As I have said before in my previous threads Dr Margaret Griffin has a clinic in Clane and I found her excellent, she will listen. I have spent a lot of money visiting doctors and Endo's over the past 10 year and none would even consider trying me on Armour thyroid or similiar. I eventually found Dr Griffin through these threads and she has recently started me on Armour thyroid, I feel so much better after 5 weeks and my energy levels are superb. All the best with your daughter.
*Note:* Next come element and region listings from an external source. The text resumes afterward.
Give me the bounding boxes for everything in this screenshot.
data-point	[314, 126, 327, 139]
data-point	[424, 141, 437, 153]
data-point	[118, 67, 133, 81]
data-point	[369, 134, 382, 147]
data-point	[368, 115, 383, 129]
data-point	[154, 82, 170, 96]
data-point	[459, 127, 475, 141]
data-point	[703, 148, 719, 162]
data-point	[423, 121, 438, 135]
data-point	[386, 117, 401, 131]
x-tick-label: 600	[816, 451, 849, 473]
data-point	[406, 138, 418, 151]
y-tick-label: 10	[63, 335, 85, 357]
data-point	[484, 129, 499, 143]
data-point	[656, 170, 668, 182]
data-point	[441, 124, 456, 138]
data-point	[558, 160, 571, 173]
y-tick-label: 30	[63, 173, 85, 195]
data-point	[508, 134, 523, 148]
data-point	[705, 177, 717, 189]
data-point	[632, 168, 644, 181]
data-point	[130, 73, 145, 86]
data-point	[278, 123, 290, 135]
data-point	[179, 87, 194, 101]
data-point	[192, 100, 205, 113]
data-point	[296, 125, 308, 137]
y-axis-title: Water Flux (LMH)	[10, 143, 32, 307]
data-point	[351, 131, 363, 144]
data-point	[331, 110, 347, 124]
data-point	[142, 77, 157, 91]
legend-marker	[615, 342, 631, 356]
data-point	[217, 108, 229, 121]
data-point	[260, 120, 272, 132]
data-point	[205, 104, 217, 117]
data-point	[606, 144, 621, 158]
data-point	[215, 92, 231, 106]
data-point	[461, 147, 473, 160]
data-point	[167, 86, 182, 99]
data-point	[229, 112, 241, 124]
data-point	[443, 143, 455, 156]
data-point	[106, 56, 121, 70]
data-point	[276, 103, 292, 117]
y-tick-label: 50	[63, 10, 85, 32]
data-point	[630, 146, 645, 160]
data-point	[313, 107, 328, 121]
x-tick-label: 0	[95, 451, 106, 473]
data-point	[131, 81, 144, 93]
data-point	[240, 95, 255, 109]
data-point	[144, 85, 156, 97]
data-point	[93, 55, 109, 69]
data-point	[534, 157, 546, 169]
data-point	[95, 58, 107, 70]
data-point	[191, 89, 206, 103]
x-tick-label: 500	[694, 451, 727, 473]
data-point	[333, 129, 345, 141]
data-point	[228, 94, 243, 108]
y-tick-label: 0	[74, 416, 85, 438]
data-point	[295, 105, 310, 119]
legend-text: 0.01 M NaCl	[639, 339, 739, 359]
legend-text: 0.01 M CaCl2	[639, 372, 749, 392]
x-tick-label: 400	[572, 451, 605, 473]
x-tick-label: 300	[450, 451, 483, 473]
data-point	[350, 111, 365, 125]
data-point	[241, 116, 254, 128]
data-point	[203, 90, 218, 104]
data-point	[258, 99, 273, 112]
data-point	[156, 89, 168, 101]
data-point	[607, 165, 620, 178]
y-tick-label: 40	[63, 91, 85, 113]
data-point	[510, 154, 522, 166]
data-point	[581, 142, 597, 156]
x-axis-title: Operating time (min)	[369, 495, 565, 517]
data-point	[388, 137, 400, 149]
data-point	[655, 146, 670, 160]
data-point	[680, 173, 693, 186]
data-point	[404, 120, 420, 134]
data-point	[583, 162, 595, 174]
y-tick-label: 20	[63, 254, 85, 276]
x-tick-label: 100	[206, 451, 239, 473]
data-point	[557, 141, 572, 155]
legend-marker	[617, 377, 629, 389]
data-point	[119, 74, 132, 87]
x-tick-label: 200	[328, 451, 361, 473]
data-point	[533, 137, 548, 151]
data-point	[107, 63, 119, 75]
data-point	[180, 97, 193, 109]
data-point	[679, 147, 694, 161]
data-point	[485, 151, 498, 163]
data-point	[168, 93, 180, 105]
Can anyone tell me of an Endocrinologist who would consider Armour or similar for my 15 year old daughter.she is hypothyroid. I want a person who will listen to my daughters symptoms and not just look at the bloods. One doctor I saw in Kildare says she must be 16. Many thanks in advance
Why will the lab not text for T3 on a GP request ? Only on a Consultant request.!!!!
Is there any doctor in county Kilkenny that will prescribe Armour or similar?
Hello, so I'm looking for a doctor who can prescribe nature-thyroid/westhroid in cork preferably. My own doctor said she can't and referred me to an endocrinologist who wouldn't prescribe it. Would love to give it a go as I've been on eltroxin 8 years now and it's having little effect anymore.
Well done you, we hope it works well for you.
Hello guys ! Thanks for all the replies, I've found a pharmacy that supplies it in Cork- All Care. So it seems a GP can prescribe it and my doctor was incorrect in saying that only an endocrinologist can?
Westhroid is much cheaper than Armour and just as good. Used a lot in the uk. Irishgirl92, read down a bit, i gave you a doctor close enough to Cork
I had no problem sourcing armour in Boots pharmacy. They had to order it and it was in in 3 days, it was the only pharmacy I tried and it cost around €20 for 15mg x 60 tablets.